E.: “Noi abbiamo conosciuto parecchi di questi gruppi. Con alcuni membri dei Gaznevada siamo molto amici, ci suonammo assieme in una rassegna a Palermo, Musica Contro il Silenzio (3 settembre 1986) ed fu un modo per conoscere band nate un attimo prima di noi ma ci sembravano davvero i precursori di tutto un movimento musicale, spaccando tutto. La scena di Bologna era stupenda, riascolto ancora i Confusional Quartet e rimango sempre estasiato. Noi abbiamo vissuto più quella fiorentina perché siamo arrivati dopo, che è stata un po’ la continuazione ma più orientata sulla dark wave e l’elettronica, come i nostri compagni di etichetta Pankow. Poi si è evoluta verso la wave italiana. I primi Diaframma e i primi Litfiba sono nati a Firenze, che è stata un po’ la culla; e il titolo “Benvenuto Cellini” è un omaggio ad una città che per noi ha significato tanto. La seconda parte degli anni ’80 è poi esplosa come delle schegge impazzite e il panorama si è un po’ sgretolato anche a causa di una certa saturazione che ha poi ha portato al collasso”.

E le etichette, all’epoca, come si comportarono?

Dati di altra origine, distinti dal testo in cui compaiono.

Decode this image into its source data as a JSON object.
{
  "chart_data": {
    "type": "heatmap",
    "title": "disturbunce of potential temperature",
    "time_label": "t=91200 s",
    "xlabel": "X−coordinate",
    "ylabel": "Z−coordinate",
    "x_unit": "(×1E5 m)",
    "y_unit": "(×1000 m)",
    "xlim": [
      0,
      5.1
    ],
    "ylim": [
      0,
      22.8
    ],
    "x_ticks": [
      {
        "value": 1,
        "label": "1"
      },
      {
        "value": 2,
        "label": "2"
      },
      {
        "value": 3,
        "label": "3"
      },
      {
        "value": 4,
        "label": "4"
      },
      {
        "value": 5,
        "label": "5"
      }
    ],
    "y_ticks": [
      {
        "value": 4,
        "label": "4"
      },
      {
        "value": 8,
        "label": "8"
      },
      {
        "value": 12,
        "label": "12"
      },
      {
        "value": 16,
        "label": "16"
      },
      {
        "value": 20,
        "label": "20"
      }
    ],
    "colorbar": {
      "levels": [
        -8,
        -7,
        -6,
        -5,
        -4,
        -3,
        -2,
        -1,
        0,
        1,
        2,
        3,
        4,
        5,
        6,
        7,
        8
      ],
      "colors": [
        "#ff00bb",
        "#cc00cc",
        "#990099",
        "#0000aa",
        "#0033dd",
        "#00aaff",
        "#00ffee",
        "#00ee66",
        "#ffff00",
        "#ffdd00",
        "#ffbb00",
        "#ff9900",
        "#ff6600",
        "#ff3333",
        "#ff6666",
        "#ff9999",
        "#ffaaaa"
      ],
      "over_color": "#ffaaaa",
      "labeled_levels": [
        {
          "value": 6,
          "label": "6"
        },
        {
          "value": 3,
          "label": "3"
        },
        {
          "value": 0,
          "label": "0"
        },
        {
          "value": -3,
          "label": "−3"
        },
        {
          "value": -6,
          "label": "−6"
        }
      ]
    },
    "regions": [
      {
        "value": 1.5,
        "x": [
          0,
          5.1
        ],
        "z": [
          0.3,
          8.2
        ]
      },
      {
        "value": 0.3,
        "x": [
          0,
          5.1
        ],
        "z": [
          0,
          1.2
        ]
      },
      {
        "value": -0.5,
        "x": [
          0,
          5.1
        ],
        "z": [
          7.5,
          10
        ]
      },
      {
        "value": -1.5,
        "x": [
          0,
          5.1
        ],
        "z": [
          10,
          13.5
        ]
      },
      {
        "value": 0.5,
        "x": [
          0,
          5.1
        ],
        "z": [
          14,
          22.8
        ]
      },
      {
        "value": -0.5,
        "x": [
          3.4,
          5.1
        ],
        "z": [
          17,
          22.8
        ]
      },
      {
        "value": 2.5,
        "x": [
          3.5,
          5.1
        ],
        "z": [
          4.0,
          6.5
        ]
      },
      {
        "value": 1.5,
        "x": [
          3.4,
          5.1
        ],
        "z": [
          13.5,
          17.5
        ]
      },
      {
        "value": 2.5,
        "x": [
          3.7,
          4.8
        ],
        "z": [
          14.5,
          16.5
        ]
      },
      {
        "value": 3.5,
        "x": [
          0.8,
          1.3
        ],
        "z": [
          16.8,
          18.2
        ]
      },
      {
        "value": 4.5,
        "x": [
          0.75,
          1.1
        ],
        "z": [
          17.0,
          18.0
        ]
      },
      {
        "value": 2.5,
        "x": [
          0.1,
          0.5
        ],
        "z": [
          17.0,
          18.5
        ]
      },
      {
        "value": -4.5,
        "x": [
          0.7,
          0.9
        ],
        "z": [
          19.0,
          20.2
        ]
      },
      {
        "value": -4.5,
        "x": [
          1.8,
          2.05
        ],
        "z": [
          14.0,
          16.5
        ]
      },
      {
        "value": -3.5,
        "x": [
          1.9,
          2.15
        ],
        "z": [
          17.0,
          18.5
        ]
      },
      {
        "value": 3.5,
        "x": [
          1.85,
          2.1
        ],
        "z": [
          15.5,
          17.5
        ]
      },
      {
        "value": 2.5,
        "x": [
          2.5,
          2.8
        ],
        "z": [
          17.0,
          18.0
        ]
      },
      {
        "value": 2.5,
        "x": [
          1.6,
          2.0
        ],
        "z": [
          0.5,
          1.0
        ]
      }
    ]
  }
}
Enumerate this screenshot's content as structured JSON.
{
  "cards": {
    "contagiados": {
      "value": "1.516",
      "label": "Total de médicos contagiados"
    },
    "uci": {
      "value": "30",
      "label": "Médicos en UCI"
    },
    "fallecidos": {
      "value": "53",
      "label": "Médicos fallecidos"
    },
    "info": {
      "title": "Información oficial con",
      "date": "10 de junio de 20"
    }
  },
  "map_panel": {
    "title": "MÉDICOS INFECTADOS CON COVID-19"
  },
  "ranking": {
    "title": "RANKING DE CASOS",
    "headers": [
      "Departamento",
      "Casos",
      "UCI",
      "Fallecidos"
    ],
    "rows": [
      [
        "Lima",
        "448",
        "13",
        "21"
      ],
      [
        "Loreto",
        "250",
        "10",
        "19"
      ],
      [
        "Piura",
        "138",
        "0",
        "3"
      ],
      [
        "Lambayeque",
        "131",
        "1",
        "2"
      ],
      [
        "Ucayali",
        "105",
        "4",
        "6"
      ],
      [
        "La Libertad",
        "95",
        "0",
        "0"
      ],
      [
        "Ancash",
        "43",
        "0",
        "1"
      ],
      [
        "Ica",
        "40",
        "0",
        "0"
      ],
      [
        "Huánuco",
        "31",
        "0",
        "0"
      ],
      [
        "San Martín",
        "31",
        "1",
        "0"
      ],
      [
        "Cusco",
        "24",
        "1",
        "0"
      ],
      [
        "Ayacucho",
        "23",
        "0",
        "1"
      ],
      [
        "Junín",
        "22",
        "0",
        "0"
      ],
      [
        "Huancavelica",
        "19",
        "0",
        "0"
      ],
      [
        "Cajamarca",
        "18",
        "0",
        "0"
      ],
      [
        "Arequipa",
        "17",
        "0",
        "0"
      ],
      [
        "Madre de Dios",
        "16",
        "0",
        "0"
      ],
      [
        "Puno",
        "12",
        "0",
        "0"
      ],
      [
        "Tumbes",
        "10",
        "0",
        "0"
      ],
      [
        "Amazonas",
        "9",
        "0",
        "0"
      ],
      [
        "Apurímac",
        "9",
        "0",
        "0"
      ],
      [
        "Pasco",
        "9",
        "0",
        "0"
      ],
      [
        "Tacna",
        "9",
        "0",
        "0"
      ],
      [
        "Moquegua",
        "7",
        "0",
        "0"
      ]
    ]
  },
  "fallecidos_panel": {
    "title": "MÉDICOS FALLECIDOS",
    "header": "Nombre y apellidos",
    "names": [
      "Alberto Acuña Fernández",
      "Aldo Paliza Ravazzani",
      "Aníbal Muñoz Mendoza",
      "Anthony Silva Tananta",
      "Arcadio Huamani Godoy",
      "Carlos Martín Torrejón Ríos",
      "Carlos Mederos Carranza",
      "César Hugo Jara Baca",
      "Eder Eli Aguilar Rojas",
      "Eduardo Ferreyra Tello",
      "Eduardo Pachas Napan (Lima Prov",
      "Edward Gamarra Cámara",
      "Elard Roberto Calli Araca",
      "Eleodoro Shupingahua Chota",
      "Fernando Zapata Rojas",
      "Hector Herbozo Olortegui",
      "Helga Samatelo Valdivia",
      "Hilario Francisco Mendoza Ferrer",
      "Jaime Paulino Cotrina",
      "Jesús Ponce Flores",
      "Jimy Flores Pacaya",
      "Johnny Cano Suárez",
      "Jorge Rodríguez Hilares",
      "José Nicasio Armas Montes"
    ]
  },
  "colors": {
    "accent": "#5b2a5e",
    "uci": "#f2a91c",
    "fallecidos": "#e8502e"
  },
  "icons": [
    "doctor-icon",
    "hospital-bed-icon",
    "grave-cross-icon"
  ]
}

E.: “Nei nostri confronti le etichette di allora si comportarono un po’ da provinciali. La Contempo distribuiva in Italia la 4AD (Pixies, Cocteau Twins, Breeders, Clan Of Xymox) e nonostante avessero obiettivi ambiziosi, la scena musicale fiorentina, quella delle etichette/produzioni, si faceva la guerra tra di loro: una era la Contempo,appunto, e l’altra, l’IRA records. Si sono annientate e distrutte a vicenda. Non hanno certo aiutato i gruppi come noi a poterci esprimere nel modo migliore. Dopo Mediterranea, avevamo l’intenzione di fare veramente il salto di qualità, ci siamo trovati in mezzo ad una situazione in cui altre etichette ci volevano e noi non siamo riusciti a rescindere in nessun modo nessun contratto con la Contempo che ci ha tenuto fermi e ci ha fatto morire. Tra 1986 e il 1987 avevamo prodotto 12 pezzi per un nuovo disco, che non uscì mai. Ci contattò anche Franco Mamone, che era uno dei più grossi promoter italiani – portò in Italia Depeche Mode, Springsteen, Bob Marley – e ci portò a registrare a Milano a sue spese dei provini per il disco nuovo. Peccato che, come già detto, il contratto con la Contempo non si riuscì a rescindere ed per quello che poi il gruppo si è sciolto, perché c’era tanta rabbia, frustrazione e stress. Perché nessuno voleva arricchirsi, volevamo essere liberi di suonare e portare in giro la nostra musica. L’importante è riprovarci adesso”.